More in item 2 https://t.co/lqXXnLAMZ1 pic.twitter.com/ZxwaAxOv97
— Stephen Totilo (@stephentotilo) July 3, 2026
Secondo quanto emerso, nel messaggio riservato ai partner Sony avrebbe specificato che i publisher potrebbero continuare a richiedere nuove scorte dei giochi già usciti su disco anche dopo il 2028, sebbene con una procedura diversa da quella attuale, i cui dettagli non sono ancora stati resi noti. Non si tratterebbe, quindi, di una chiusura totale e immediata della produzione, ma di un ridimensionamento che riguarderebbe soprattutto i titoli più vecchi, i quali vendono meno copie e quindi pesano poco sulla produzione dello stabilimento austriaco.
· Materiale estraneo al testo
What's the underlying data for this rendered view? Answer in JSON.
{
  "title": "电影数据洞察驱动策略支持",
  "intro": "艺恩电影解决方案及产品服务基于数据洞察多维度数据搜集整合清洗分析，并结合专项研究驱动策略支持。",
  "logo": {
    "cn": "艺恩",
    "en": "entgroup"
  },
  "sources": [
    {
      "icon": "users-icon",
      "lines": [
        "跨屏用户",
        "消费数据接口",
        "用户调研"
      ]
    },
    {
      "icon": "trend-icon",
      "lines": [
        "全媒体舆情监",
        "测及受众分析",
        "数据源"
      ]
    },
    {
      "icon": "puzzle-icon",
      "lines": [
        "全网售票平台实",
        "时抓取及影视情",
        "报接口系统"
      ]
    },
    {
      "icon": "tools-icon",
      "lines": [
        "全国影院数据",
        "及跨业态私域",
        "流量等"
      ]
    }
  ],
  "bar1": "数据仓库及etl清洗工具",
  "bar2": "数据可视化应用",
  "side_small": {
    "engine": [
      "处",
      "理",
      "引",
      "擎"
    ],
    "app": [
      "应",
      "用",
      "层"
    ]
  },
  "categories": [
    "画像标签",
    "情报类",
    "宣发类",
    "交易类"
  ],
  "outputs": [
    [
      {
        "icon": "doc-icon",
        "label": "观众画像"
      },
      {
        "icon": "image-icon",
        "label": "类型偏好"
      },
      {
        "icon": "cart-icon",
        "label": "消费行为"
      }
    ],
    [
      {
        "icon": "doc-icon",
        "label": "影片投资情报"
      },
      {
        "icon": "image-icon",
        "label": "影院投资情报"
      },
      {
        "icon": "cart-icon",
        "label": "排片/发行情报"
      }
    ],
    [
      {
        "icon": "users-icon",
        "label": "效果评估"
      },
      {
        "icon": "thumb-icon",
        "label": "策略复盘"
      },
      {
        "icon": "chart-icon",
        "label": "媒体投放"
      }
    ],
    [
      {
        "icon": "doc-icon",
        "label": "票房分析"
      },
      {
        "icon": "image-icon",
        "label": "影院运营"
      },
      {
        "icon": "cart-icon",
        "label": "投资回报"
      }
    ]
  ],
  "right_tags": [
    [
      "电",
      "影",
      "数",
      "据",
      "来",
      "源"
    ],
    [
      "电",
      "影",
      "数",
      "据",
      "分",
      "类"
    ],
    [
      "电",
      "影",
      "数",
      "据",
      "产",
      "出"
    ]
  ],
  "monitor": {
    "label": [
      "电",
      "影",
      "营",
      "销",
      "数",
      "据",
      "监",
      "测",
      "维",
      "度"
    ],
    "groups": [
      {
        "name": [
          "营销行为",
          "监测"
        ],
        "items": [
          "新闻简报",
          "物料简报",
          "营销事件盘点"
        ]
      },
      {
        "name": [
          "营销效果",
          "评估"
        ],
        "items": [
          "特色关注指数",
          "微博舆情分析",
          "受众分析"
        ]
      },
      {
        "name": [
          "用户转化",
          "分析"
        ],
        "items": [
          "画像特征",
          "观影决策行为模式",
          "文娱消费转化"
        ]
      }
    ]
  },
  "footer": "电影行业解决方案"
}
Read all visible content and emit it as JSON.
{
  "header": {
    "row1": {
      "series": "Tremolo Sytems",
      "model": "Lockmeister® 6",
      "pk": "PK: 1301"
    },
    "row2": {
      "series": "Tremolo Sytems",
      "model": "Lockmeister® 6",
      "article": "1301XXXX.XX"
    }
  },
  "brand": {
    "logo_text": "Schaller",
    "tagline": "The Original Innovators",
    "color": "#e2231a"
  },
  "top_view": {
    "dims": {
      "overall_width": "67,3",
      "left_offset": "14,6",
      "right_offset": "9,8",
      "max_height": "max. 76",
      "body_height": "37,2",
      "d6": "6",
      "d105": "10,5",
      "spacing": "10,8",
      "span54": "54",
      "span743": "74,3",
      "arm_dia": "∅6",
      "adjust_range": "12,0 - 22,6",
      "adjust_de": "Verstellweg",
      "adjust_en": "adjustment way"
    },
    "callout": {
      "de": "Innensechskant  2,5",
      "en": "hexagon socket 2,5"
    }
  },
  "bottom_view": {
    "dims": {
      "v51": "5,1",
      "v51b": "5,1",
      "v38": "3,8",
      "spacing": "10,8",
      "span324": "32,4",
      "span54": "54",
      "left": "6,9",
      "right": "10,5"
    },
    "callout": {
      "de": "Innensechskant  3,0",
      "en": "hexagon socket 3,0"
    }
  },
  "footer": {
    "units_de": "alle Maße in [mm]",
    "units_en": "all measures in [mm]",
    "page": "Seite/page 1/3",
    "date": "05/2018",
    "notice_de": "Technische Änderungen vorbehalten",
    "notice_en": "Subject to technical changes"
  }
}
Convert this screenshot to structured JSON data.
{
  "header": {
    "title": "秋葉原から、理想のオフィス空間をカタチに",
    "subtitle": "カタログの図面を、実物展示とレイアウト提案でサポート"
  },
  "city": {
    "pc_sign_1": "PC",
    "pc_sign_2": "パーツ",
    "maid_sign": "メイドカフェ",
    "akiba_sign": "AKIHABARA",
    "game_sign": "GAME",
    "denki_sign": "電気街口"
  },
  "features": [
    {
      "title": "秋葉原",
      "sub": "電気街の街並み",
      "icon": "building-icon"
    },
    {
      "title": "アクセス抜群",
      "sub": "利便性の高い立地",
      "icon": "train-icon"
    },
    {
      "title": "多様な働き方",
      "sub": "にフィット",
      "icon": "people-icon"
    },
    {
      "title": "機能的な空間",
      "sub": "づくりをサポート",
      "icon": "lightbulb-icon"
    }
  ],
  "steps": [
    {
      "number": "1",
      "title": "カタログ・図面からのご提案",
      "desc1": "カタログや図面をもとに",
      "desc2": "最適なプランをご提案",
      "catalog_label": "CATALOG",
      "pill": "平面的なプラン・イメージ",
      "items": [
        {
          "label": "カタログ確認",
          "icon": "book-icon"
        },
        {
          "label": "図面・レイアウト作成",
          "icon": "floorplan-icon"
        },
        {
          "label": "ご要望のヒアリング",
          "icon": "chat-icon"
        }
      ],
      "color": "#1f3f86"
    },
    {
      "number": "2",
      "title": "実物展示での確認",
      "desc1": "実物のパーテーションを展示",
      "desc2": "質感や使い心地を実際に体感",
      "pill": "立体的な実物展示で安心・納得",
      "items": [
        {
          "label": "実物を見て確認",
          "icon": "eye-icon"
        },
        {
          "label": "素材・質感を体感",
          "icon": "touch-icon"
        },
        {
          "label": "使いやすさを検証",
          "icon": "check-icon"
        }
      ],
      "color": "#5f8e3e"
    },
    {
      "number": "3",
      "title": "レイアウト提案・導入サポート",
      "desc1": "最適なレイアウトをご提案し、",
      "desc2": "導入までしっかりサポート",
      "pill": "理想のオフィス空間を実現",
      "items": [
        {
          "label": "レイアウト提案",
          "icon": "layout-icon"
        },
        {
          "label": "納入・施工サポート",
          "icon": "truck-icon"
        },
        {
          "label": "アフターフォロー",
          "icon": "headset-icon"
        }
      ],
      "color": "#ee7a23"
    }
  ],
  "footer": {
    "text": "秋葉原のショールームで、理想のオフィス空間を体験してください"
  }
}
A chiarire meglio la portata di questa apertura è un approfondimento di GameRant, secondo cui il sostegno promesso da Sony ai giochi su supporto fisico dopo il 2028 si dividerebbe in due categorie distinte. La prima riguarda appunto le ristampe dei giochi già pubblicati su disco prima della scadenza. La seconda, ancora poco definita secondo la testata, comprenderebbe la possibilità di distribuire nei negozi tradizionali un “inventario fisico non su disco”, una formula che richiama il modello già sperimentato con la Ultimate Edition di GTA 6, venduta in negozio con una confezione fisica contenente però solo un codice per il download, senza alcun supporto ottico all’interno. Una soluzione che non risolverebbe il problema, anche tenendo conto della questione legata alla conservazione dei videogiochi.
Di questa vicenda ci sono ancora diversi aspetti che restano da chiarire. A partire dalla procedura con cui i publisher potranno effettivamente richiedere le ristampe su disco dopo il 2028. Per ora bisogna solamente aspettare, vedere gli ulteriori sviluppi e capire se Sony ascolterà o meno le rimostranze dei suoi clienti, accogliendo le loro richieste e individuando una soluzione che possa definirsi veramente tale.